De João Batista do Lago *

Fazia dias que vinha atormentado, desorientado, desconexo de tudo e de todos. Era uma situação incômoda. Alimentação e sono precários. Inatividade completa. Foi quando, naquela noite, algo ocorreu e que me deixou perplexo. Totalmente perplexo. Encontrava-me sonolento e já quase dormindo. De repente senti algo fustigando os meus pés. Sem olhá-los esfreguei-os um sobre o outro e vice-versa. Passados alguns segundos aquela sensação se me ocorrera novamente. Agi como da maneira anterior. Entretanto, pela terceira vez, aquela sensação incômoda de que algo estava me tocando os pés ficou mais evidente. Resolvi, então, verificar o que estava me mexendo. Inicialmente imaginei ser uma aranha. E ao pensar nessa possibilidade ocorreu-me um verdadeiro calafrio. Tomei coragem e resolvi verificar o que estava percutindo os meus pés…

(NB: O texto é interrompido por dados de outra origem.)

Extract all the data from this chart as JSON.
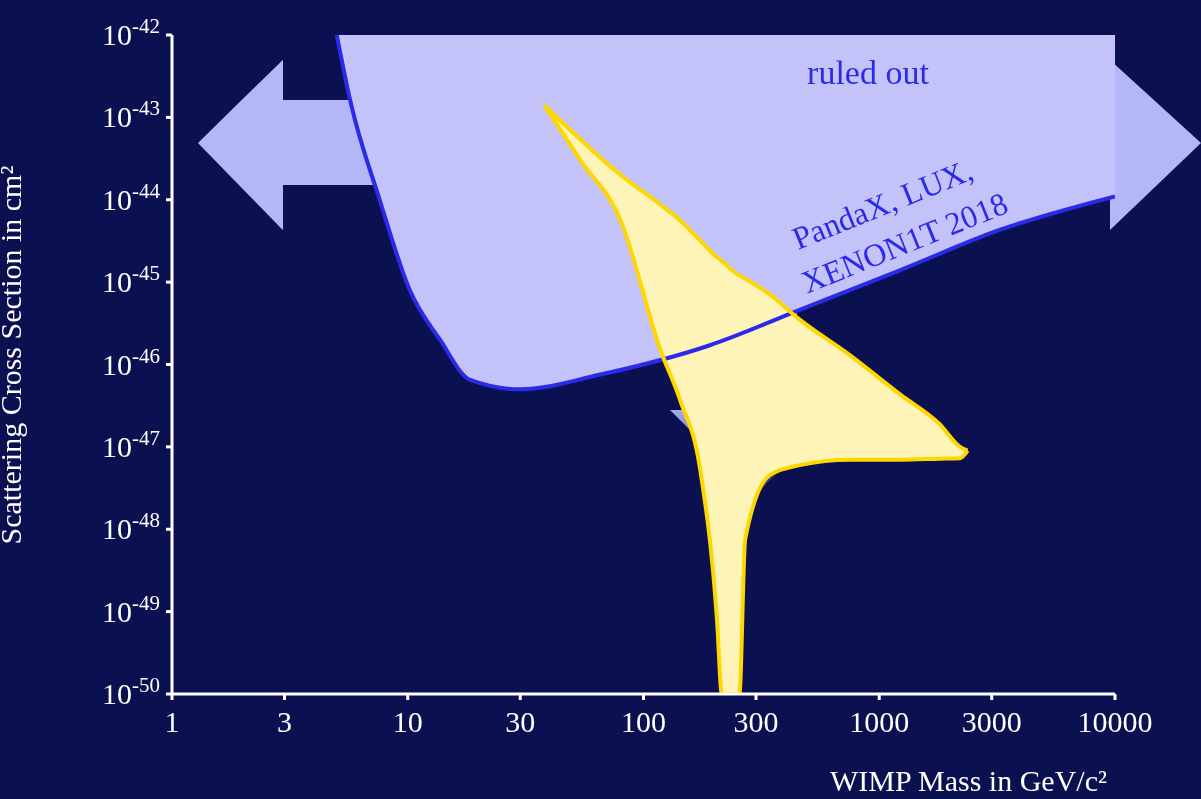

Fui tomado literalmente por um susto indescritível. Ao ver aquela imagem encolhi-me todo. Um misto de medo e pavor tomaram de conta de todo o meu corpo. Estava em pânico. E não me lembro de qualquer outro momento idêntico em toda a minha existência. Logo imaginei-me louco. “Estou ficando louco…” - pensei subitamente. Em seguida imaginei-me mentecapto. Somente nesses dois casos – loucura ou morte – poderia ser possível vivenciar o que estava acontecendo comigo naquele instante inusitado para mim, mas com certeza, para qualquer outro ser humano. Aos pouquinhos fui recobrando a minha certeza de que não estava com escassez de capacidade intelectual. Aquela experiência era real. Tão real quanto o meu pensamento…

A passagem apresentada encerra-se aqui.